Alors que les sécheresses durent plus longtemps et que les vagues de chaleur, les inondations et les tempêtes s'intensifient dans un monde toujours plus chaud, les Inuits font ce qu'ils ont toujours fait : s'adapter.

Au cours des trois dernières années, Holwell, 47 ans, a aidé à diriger un programme de surveillance de la glace de mer pour les Inuits. Contrairement à d'autres efforts en matière de données climatiques, celui-ci est entièrement axé sur les besoins de la communauté locale. Le programme s'appelle SmartICE et associe le savoir traditionnel des Inuits à des bouées de collecte de données et à des capteurs électromagnétiques pour donner aux communautés du Nord des mesures en temps réel de l'épaisseur de la glace de mer le long de leurs "autoroutes" de glace par le biais d'un site Web, d'une application téléphonique téléchargeable ou de Facebook. Il met en évidence les zones où la glace est plus épaisse et celles où elle est plus mince.

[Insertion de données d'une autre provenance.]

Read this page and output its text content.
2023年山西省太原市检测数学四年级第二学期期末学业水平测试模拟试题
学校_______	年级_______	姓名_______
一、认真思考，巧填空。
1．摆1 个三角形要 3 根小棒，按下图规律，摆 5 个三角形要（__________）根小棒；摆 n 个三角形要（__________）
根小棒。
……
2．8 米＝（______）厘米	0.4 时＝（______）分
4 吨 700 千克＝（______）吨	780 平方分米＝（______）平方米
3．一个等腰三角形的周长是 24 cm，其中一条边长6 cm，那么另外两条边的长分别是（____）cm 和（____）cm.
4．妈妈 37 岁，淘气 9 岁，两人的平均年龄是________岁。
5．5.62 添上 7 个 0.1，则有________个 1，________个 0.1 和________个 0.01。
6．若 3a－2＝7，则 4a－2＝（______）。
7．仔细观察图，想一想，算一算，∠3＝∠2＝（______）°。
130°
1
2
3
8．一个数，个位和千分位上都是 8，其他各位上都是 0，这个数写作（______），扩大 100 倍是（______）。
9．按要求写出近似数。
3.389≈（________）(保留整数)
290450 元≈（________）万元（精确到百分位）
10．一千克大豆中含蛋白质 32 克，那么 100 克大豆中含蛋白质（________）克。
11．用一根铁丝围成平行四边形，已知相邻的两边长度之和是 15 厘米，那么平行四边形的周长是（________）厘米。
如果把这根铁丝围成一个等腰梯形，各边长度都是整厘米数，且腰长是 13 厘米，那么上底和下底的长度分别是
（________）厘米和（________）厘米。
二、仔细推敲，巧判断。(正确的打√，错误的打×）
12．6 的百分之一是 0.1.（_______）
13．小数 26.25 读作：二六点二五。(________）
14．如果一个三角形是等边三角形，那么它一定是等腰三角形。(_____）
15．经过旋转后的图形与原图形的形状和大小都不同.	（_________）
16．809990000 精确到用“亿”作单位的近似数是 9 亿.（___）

SmartICE est utilisé par plus de 30 communautés inuites. L'idée est d'utiliser la technologie pour combler les zones où le changement climatique a rendu les connaissances traditionnelles moins fiables ou a créé des conditions auxquelles les Inuits n'ont jamais été confrontés auparavant.

Holwell pense que des outils comme SmartICE peuvent prolonger le temps qu'il reste aux Inuits sur la glace de mer avant qu'elle ne disparaisse. Une nouvelle analyse publiée dans Nature Communications Earth and Environment en août a montré que l'Arctique s'est réchauffé près de quatre fois plus vite que la moyenne mondiale entre 1979 et 2021 - bien plus vite que les deux ou trois fois la moyenne mondiale habituellement citée.

Des modélisations distinctes réalisées par des experts du Royaume-Uni, du Canada et des États-Unis montrent que dès 2035, la glace de mer arctique pourrait baisser en dessous de 1 million de kilomètres carrés pendant l'été. Les scientifiques ont enregistré le minimum de glace de mer de cette année le 18 septembre, à égalité avec le dixième plus bas niveau jamais enregistré.

Les Inuits sont pratiques lorsqu'il s'agit de nouvelles technologies. Ils utilisent le GPS mais apprennent tout de même à leurs enfants comment les vents dominants font pencher les bancs de neige et indiquent le chemin du retour si les piles de l'appareil s'épuisent. Les skidoos, également connus sous le nom de motoneiges, ont pour la plupart remplacé les traîneaux à chiens et ont comprimé les chasses d'une semaine en excursions d'une journée. Les fusils ont remplacé les harpons.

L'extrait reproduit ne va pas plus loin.